Rien ne peut donner meilleure idée de ce qu'était une cité romaine en Asie Mineure. Paul l'a vue emprisonnée dans ses remparts. Il y est entré entre deux tours hellénistiques hautes de douze mètres et, sauf s'il a décidément choisi de rester insensible au monde extérieur, il n'a pas dû manquer d'être impressionné par leur majesté. En agrandissant la ville, les Romains ont tenu à conserver les vestiges de l'ancienne enceinte : merci, Romains !

Une fois franchie la porte monumentale, une avenue pavée de marbre s'est offerte aux regards du Tarsiote et de ses compagnons : longue de trois cent mètres, large de vingt, elle s'étire de part et d'autre d'un canal où l'eau coule en abondance. Des portiques permettent à la fois de marcher à l'ombre et de faire des emplettes dans les boutiques. Si Paul s'est senti malade à Pergé, il aura pu consulter le médecin dont le cabinet s'ouvrait à l'est, dans la trente-neuvième échoppe en partant de la porte monumentale : une mosaïque le confirme aujourd'hui encore.

Nul ne peut ignorer l'édifice majeur de Pergé : l'imposant nymphée qui se dresse au fond de l'avenue. Au pied de l'acropole, sur deux étages, il recueille les eaux des sources voisines pour les offrir au canal.

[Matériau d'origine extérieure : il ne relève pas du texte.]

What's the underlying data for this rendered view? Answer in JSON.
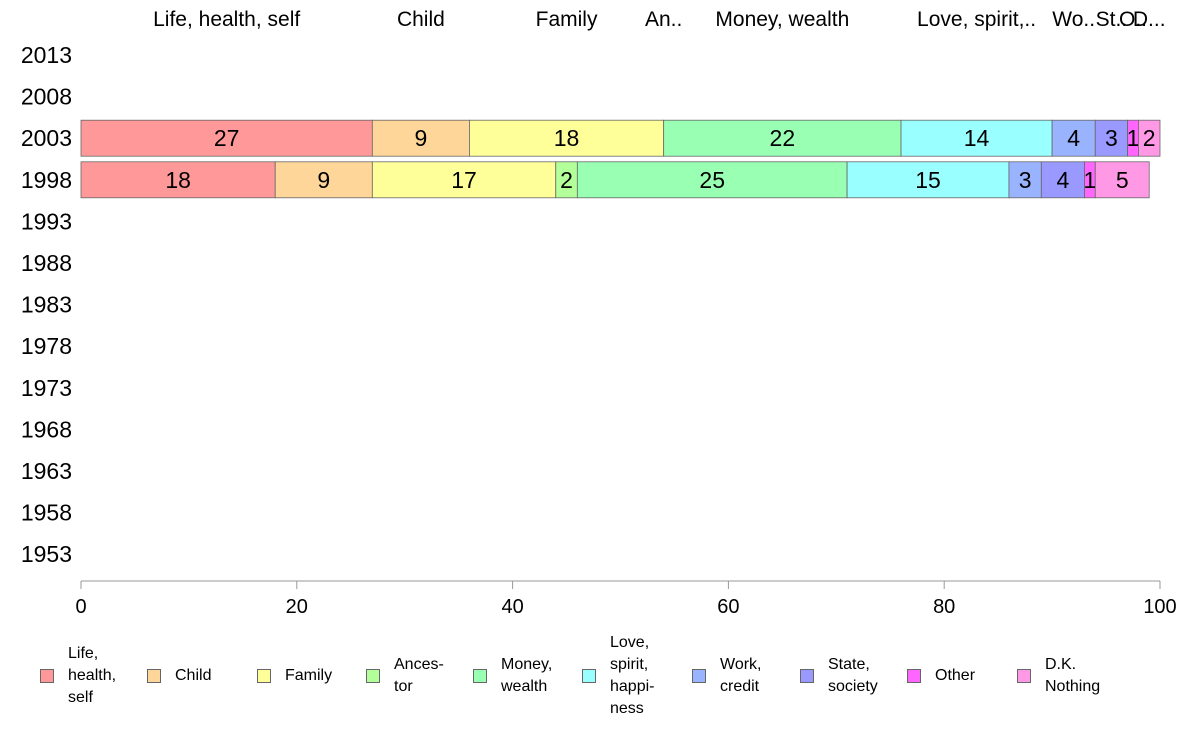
{
  "chart_data": {
    "type": "bar",
    "orientation": "horizontal",
    "stacked": true,
    "years": [
      "2013",
      "2008",
      "2003",
      "1998",
      "1993",
      "1988",
      "1983",
      "1978",
      "1973",
      "1968",
      "1963",
      "1958",
      "1953"
    ],
    "top_labels": [
      "Life, health, self",
      "Child",
      "Family",
      "An..",
      "Money, wealth",
      "Love, spirit,..",
      "Wo..",
      "St..",
      "O..",
      "D..."
    ],
    "series": [
      {
        "name": "Life,\nhealth,\nself",
        "color": "#ff9999",
        "values": {
          "2003": 27,
          "1998": 18
        }
      },
      {
        "name": "Child",
        "color": "#ffd699",
        "values": {
          "2003": 9,
          "1998": 9
        }
      },
      {
        "name": "Family",
        "color": "#ffff99",
        "values": {
          "2003": 18,
          "1998": 17
        }
      },
      {
        "name": "Ances-\ntor",
        "color": "#b3ff99",
        "values": {
          "2003": 0,
          "1998": 2
        }
      },
      {
        "name": "Money,\nwealth",
        "color": "#99ffb3",
        "values": {
          "2003": 22,
          "1998": 25
        }
      },
      {
        "name": "Love,\nspirit,\nhappi-\nness",
        "color": "#99ffff",
        "values": {
          "2003": 14,
          "1998": 15
        }
      },
      {
        "name": "Work,\ncredit",
        "color": "#99b3ff",
        "values": {
          "2003": 4,
          "1998": 3
        }
      },
      {
        "name": "State,\nsociety",
        "color": "#9999ff",
        "values": {
          "2003": 3,
          "1998": 4
        }
      },
      {
        "name": "Other",
        "color": "#ff66ff",
        "values": {
          "2003": 1,
          "1998": 1
        }
      },
      {
        "name": "D.K.\nNothing",
        "color": "#ff99e6",
        "values": {
          "2003": 2,
          "1998": 5
        }
      }
    ],
    "xlim": [
      0,
      100
    ],
    "xticks": [
      0,
      20,
      40,
      60,
      80,
      100
    ],
    "legend_position": "bottom"
  }
}
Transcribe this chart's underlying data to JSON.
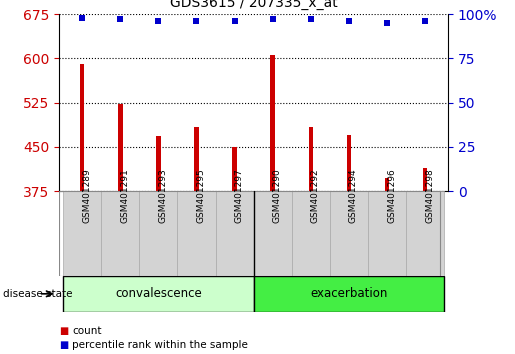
{
  "title": "GDS3615 / 207335_x_at",
  "samples": [
    "GSM401289",
    "GSM401291",
    "GSM401293",
    "GSM401295",
    "GSM401297",
    "GSM401290",
    "GSM401292",
    "GSM401294",
    "GSM401296",
    "GSM401298"
  ],
  "counts": [
    590,
    522,
    468,
    483,
    449,
    605,
    483,
    470,
    397,
    415
  ],
  "percentiles": [
    98,
    97,
    96,
    96,
    96,
    97,
    97,
    96,
    95,
    96
  ],
  "ylim": [
    375,
    675
  ],
  "yticks": [
    375,
    450,
    525,
    600,
    675
  ],
  "right_yticks": [
    0,
    25,
    50,
    75,
    100
  ],
  "bar_color": "#cc0000",
  "percentile_color": "#0000cc",
  "groups": [
    {
      "label": "convalescence",
      "start": 0,
      "end": 5,
      "color": "#ccffcc"
    },
    {
      "label": "exacerbation",
      "start": 5,
      "end": 10,
      "color": "#44ee44"
    }
  ],
  "group_label": "disease state",
  "legend_count_label": "count",
  "legend_percentile_label": "percentile rank within the sample",
  "plot_bg_color": "#ffffff",
  "grid_color": "#000000",
  "tick_label_color_left": "#cc0000",
  "tick_label_color_right": "#0000cc",
  "sample_box_color": "#d3d3d3",
  "bar_width": 0.12
}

Comment Paul n'aurait-il pas foulé, à droite de la grande avenue, le pavement en mosaïque de l'agora — carré de soixante-quinze mètres de côté — où se retrouvait, aux heures fraiches, toute la ville ? Il a dû passer sous l'une des portes de marbre qui permettaient d'accéder aux rues adjacentes. Les temples païens ne l'auront sans doute pas retenu. Ce qu'il aura privilégié c'est, bien sûr, la synagogue.

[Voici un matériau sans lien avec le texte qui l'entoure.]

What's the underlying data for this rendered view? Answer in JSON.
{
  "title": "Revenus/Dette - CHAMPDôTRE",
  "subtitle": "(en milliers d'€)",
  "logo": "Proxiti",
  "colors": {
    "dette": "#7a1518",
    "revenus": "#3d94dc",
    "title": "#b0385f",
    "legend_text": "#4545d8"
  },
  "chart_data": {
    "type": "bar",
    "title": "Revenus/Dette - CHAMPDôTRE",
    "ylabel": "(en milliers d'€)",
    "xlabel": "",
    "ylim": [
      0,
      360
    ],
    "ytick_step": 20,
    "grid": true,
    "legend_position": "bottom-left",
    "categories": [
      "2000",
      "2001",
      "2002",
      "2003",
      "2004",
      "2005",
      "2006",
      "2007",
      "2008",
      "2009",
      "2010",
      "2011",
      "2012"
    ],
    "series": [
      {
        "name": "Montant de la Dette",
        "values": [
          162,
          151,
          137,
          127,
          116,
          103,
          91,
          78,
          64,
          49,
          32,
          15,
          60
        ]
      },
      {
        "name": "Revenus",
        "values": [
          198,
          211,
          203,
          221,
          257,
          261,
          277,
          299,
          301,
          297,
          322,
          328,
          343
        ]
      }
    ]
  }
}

C'est d'elle que Paul, Barnabé et Marc se sont enquis. « Ils annoncèrent la parole à Pergé », dit Luc. Où l'auraient-il fait, sinon devant leurs frères juifs ?

Surprise : quand ils quitteront la ville, ils ne seront plus que deux. Marc les aura abandonnés. Il semble avoir été rebuté par la peinture horrifiante qu'on a dû lui faire du voyage à venir ; c'est du moins ce que l'on affirme généralement. Je proposerai une explication différente. Tout le monde n'est pas Barnabé. Il est bien possible que la personnalité de plus en plus égocentrique de Paul se soit révélée à la longue insupportable au jeune homme. A l'annonce de cette désertion, on imagine assez bien, alors que l'automne 45 touche à sa fin, ce que furent les adieux : les larmes de Marc, les propos conciliants de Barnabé, les cris de Paul.